Dokładnie dziś, w piątek 3 marca 2023 roku mijają równe dwa miesiące od zaginięcia 29-letniego Mateusza. Jego ciała w dalszym ciągu nie odnaleziono. Najbliżsi jedna wiedzą, gdzie może się znajdować. A co do tej pory zrobiła policja?
Przypomnijmy, że 29-latek wyszedł z domu przy ul. Wieniawskiego w Kaliszu do apteki we wtorek, 3 stycznia br. o godzinie 15.30. Niestety do chwili obecnej mężczyzna nie nawiązał kontaktu z rodziną. Jak ustaliliśmy, wcześniej Mateusz przebywał i leczył się w szpitalu specjalistycznym.
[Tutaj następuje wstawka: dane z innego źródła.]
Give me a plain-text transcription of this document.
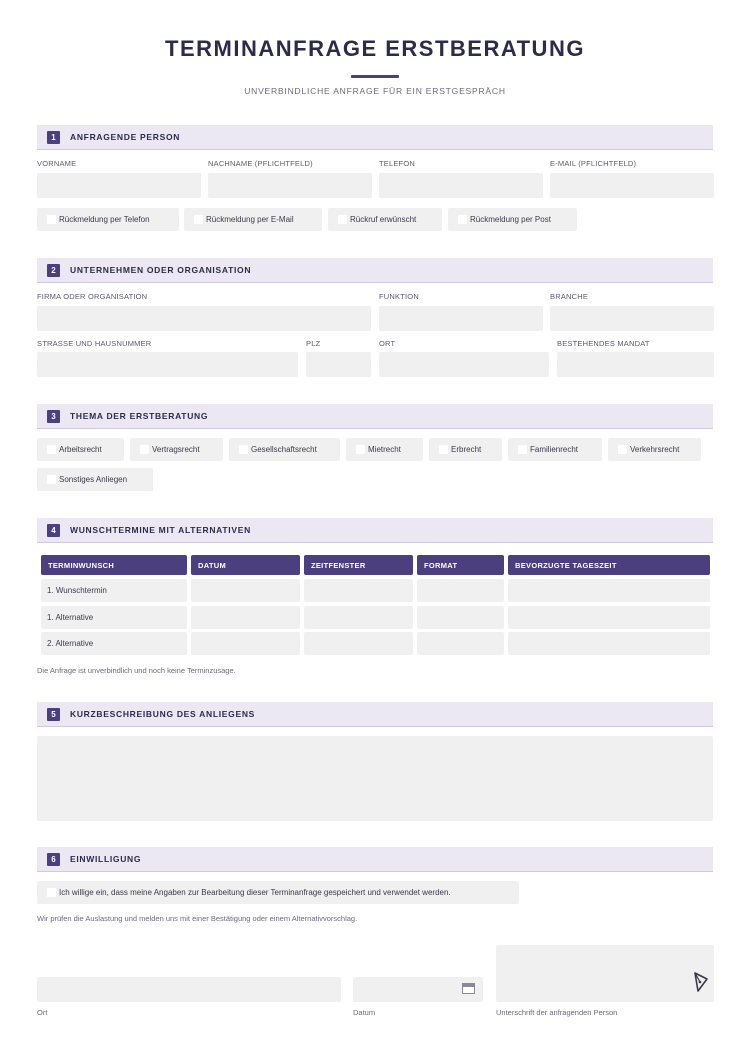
TERMINANFRAGE ERSTBERATUNG
UNVERBINDLICHE ANFRAGE FÜR EIN ERSTGESPRÄCH
1	ANFRAGENDE PERSON
VORNAME	NACHNAME (PFLICHTFELD)	TELEFON	E-MAIL (PFLICHTFELD)
Rückmeldung per Telefon	Rückmeldung per E-Mail	Rückruf erwünscht	Rückmeldung per Post
2	UNTERNEHMEN ODER ORGANISATION
FIRMA ODER ORGANISATION	FUNKTION	BRANCHE
STRASSE UND HAUSNUMMER	PLZ	ORT	BESTEHENDES MANDAT
3	THEMA DER ERSTBERATUNG
Arbeitsrecht	Vertragsrecht	Gesellschaftsrecht	Mietrecht	Erbrecht	Familienrecht	Verkehrsrecht
Sonstiges Anliegen
4	WUNSCHTERMINE MIT ALTERNATIVEN
TERMINWUNSCH	DATUM	ZEITFENSTER	FORMAT	BEVORZUGTE TAGESZEIT
1. Wunschtermin
1. Alternative
2. Alternative
Die Anfrage ist unverbindlich und noch keine Terminzusage.
5	KURZBESCHREIBUNG DES ANLIEGENS
6	EINWILLIGUNG
Ich willige ein, dass meine Angaben zur Bearbeitung dieser Terminanfrage gespeichert und verwendet werden.
Wir prüfen die Auslastung und melden uns mit einer Bestätigung oder einem Alternativvorschlag.
Ort	Datum	Unterschrift der anfragenden Person
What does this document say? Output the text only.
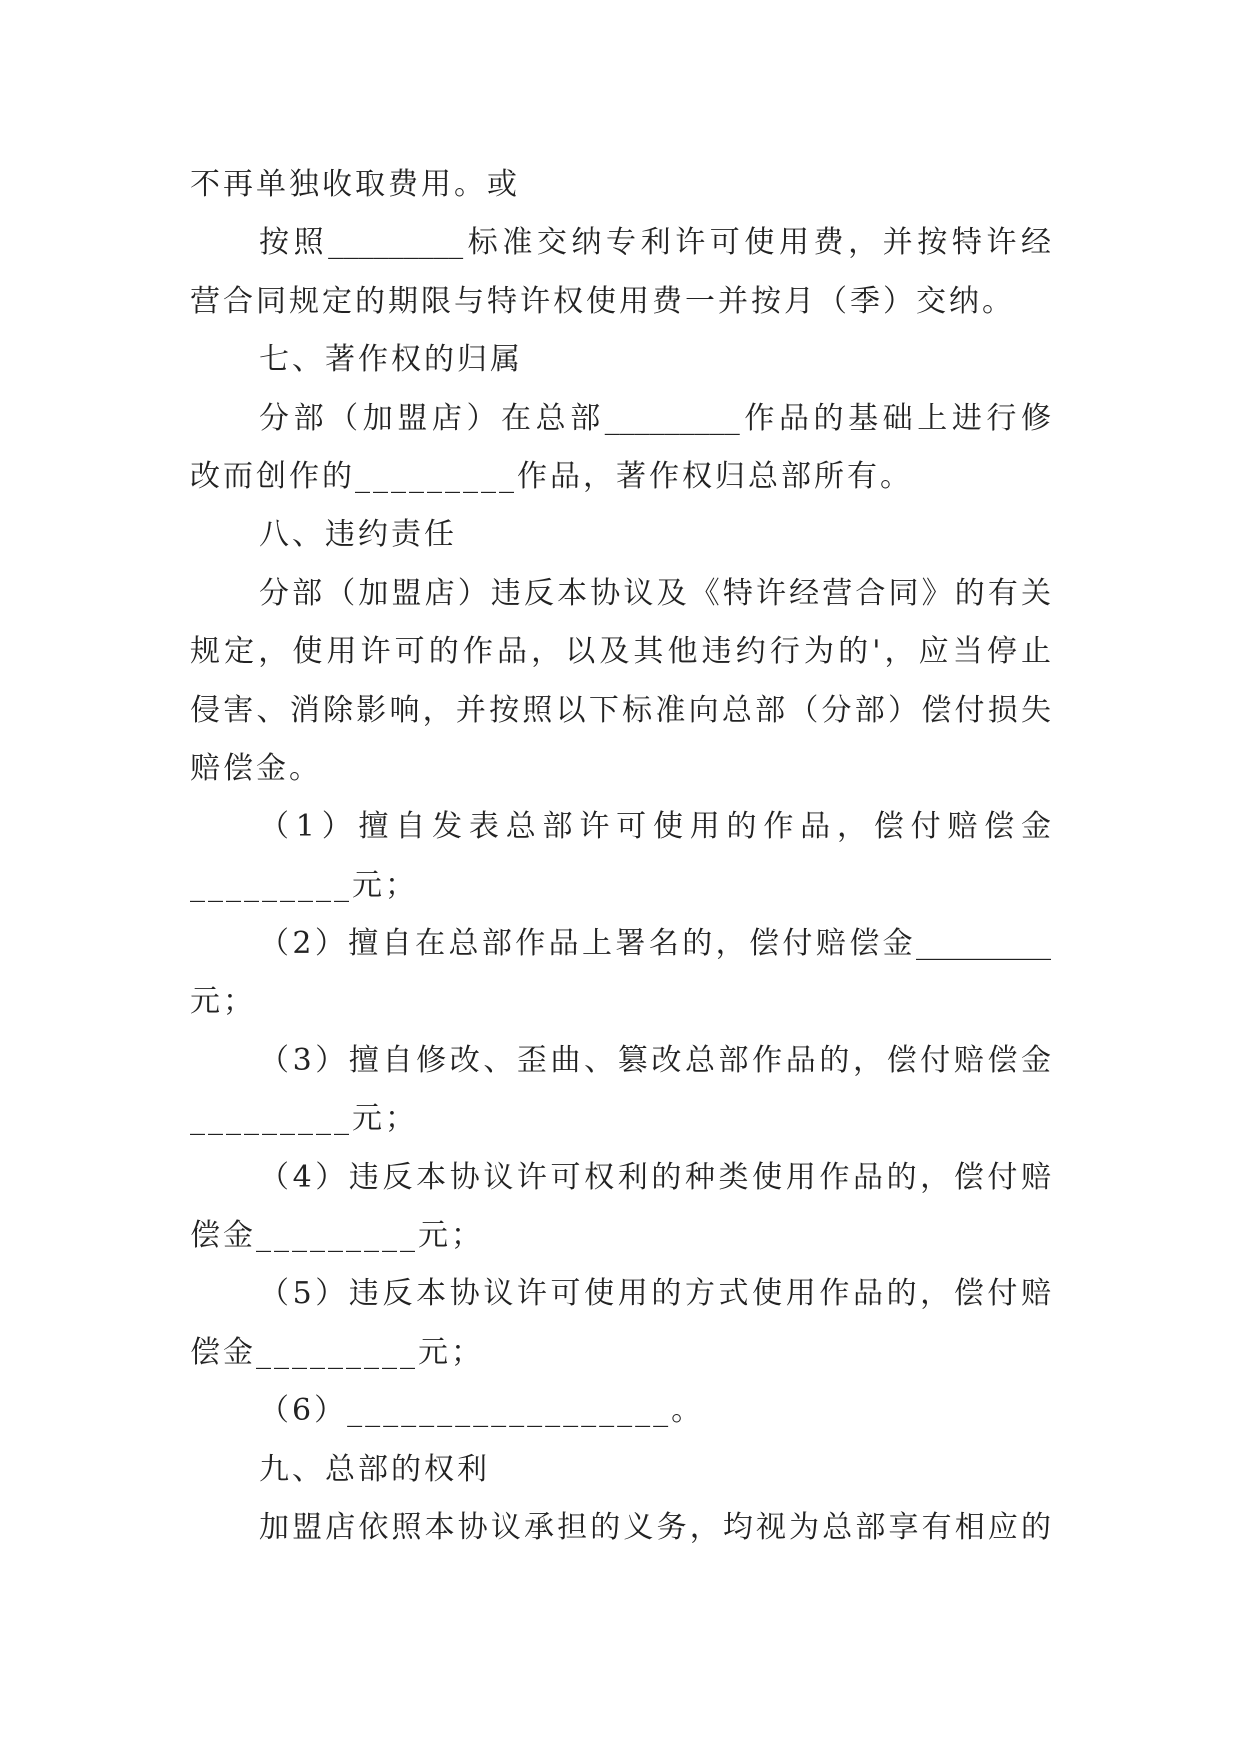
不再单独收取费用。或
按照_________标准交纳专利许可使用费，并按特许经
营合同规定的期限与特许权使用费一并按月（季）交纳。
七、著作权的归属
分部（加盟店）在总部_________作品的基础上进行修
改而创作的_________作品，著作权归总部所有。
八、违约责任
分部（加盟店）违反本协议及《特许经营合同》的有关
规定，使用许可的作品，以及其他违约行为的'，应当停止
侵害、消除影响，并按照以下标准向总部（分部）偿付损失
赔偿金。
（1）擅自发表总部许可使用的作品，偿付赔偿金
_________元；
（2）擅自在总部作品上署名的，偿付赔偿金_________
元；
（3）擅自修改、歪曲、篡改总部作品的，偿付赔偿金
_________元；
（4）违反本协议许可权利的种类使用作品的，偿付赔
偿金_________元；
（5）违反本协议许可使用的方式使用作品的，偿付赔
偿金_________元；
（6）__________________。
九、总部的权利
加盟店依照本协议承担的义务，均视为总部享有相应的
Ostatnie logowanie telefonu komórkowego 29-latka odbiło swój sygnał w rejonie Wału Bernardyńskiego na wysokości miejskiego bazaru „3 Maja” w kierunku Warszówki.
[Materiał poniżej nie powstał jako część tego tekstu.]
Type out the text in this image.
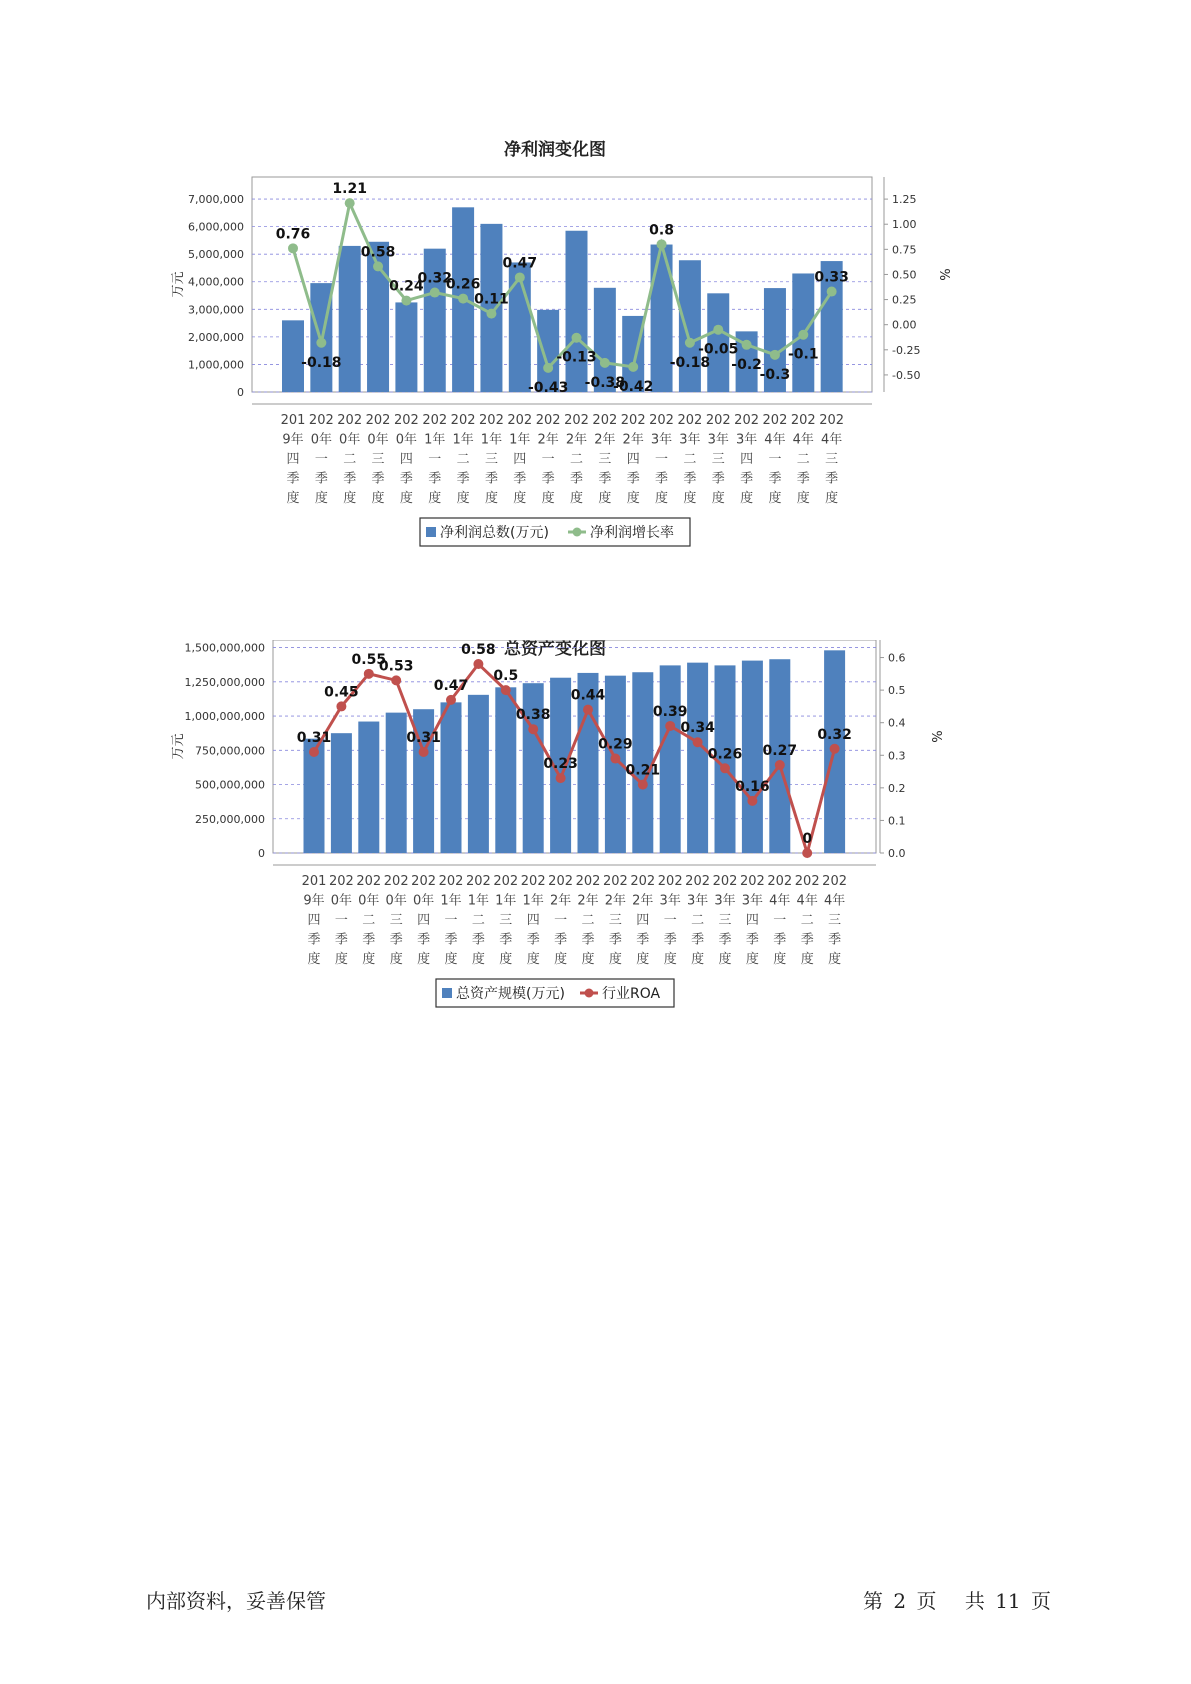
净利润变化图
0
1,000,000
2,000,000
3,000,000
4,000,000
5,000,000
6,000,000
7,000,000
-0.50
-0.25
0.00
0.25
0.50
0.75
1.00
1.25
万元	%
201
9年
四
季
度
202
0年
一
季
度
202
0年
二
季
度
202
0年
三
季
度
202
0年
四
季
度
202
1年
一
季
度
202
1年
二
季
度
202
1年
三
季
度
202
1年
四
季
度
202
2年
一
季
度
202
2年
二
季
度
202
2年
三
季
度
202
2年
四
季
度
202
3年
一
季
度
202
3年
二
季
度
202
3年
三
季
度
202
3年
四
季
度
202
4年
一
季
度
202
4年
二
季
度
202
4年
三
季
度
0.76
-0.18
1.21
0.58
0.24
0.32
0.26
0.11
0.47
-0.43
-0.13
-0.38
-0.42
0.8
-0.18
-0.05
-0.2
-0.3
-0.1
0.33
净利润总数(万元)	净利润增长率
总资产变化图
0
250,000,000
500,000,000
750,000,000
1,000,000,000
1,250,000,000
1,500,000,000
0.0
0.1
0.2
0.3
0.4
0.5
0.6
万元	%
201
9年
四
季
度
202
0年
一
季
度
202
0年
二
季
度
202
0年
三
季
度
202
0年
四
季
度
202
1年
一
季
度
202
1年
二
季
度
202
1年
三
季
度
202
1年
四
季
度
202
2年
一
季
度
202
2年
二
季
度
202
2年
三
季
度
202
2年
四
季
度
202
3年
一
季
度
202
3年
二
季
度
202
3年
三
季
度
202
3年
四
季
度
202
4年
一
季
度
202
4年
二
季
度
202
4年
三
季
度
0.31
0.45
0.55
0.53
0.31
0.47
0.58
0.5
0.38
0.23
0.44
0.29
0.21
0.39
0.34
0.26
0.16
0.27
0
0.32
总资产规模(万元)	行业ROA
内部资料，妥善保管	第 2 页 共 11 页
Od samego początku służby – policja, straż pożarna czy psy tropiące, skupiały swoją uwagę i poszukiwana właśnie w Kanale Bernardyńskim. I chodź z dużą dozą prawdopodobieństwa mężczyzna wszedł bądź wpadł do rzeki, to jego ciała do tej pory nie odnaleziono. Od dwóch tygodni członkowie rodziny Mateusza jednak wiedzą, gdzie może się znajdować! Miejsce to wskazał pies wyspecjalizowany w poszukiwaniu zwłok ściągnięty na miejsce z Ochotniczej Straży Pożarnej w Mosinie pod Poznaniem. Czworonożny ratownik jednoznacznie wskazał miejsce na ogromnej tamie zrobionej przez bobry w miejscowości Warszówka.
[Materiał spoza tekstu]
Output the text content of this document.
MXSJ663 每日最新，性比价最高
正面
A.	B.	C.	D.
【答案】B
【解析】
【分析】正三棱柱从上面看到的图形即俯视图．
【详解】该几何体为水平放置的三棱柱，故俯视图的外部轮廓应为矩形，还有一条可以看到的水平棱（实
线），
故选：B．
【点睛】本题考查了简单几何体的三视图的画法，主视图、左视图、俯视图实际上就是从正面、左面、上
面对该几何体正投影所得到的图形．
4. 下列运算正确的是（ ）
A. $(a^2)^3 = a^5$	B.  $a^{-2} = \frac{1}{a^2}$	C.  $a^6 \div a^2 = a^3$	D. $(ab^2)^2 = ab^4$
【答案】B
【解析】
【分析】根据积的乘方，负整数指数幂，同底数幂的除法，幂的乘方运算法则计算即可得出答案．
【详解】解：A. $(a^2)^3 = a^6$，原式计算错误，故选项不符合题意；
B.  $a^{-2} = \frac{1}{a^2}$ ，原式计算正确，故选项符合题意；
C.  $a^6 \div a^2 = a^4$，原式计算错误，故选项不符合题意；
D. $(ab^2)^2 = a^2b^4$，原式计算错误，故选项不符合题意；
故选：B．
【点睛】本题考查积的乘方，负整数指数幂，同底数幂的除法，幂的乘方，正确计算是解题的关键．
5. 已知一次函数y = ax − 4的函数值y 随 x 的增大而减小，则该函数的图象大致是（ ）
W rozmowie z naszym dziennikarzem ciotka zaginionego powiedziała, że policja otrzymała taką informację, jednak od dwóch tygodni nikt z tym nic nie zrobił. Sprawa trafiła nawet do Wód Polskich, które odpowiadają za czystość i drożność Kanału. Miał pojawić się ciężki sprzęt i ludzie. Niestety nikogo tam nie było.
– mam pewność, że Mateusza już z nami nie ma. Chcemy tylko odnaleźć jego ciało i w spokoju go pochować, tylko dlaczego nikt nie chce nam w tym pomóc – mówi ciotka zaginionego. – Od dwóch miesięcy codziennie chodzę wzdłuż wału Bernardyńskiego i patrzę, czy przypadkiem jego ciało nie wypłynęło. Teraz już wiemy gdzie prawdopodobnie się znajduje.
Komenda Miejska Policji w Kaliszu zaznacza, że to konkretnie wskazane miejsce wstępnie zostało przeszukane. Jednak jak poinformowała nas rzeczniczka policji, szersze poszukiwania mogą odbyć się wtedy, kiedy woda opadnie.
– Policjanci cały czas pracują nad sprawą zaginięcia mężczyzny. Czekamy także za informacją z Wód Polskich kiedy poziom rzeki podanie i będziemy mogli wejść na rzekę sprawdzić do miejsce bardzo dokładnie – mówi podkom. Anna Jaworska-Wojnicz, oficer prasowa Komendy Miejskiej Policji w Kaliszu.
Rodzina i niewielkie grupy poszukiwawcze – ochotnicy – każdego dnia patrolują wał wpatrując się w Kanał Bernardyński nie czekając na pomoc służb.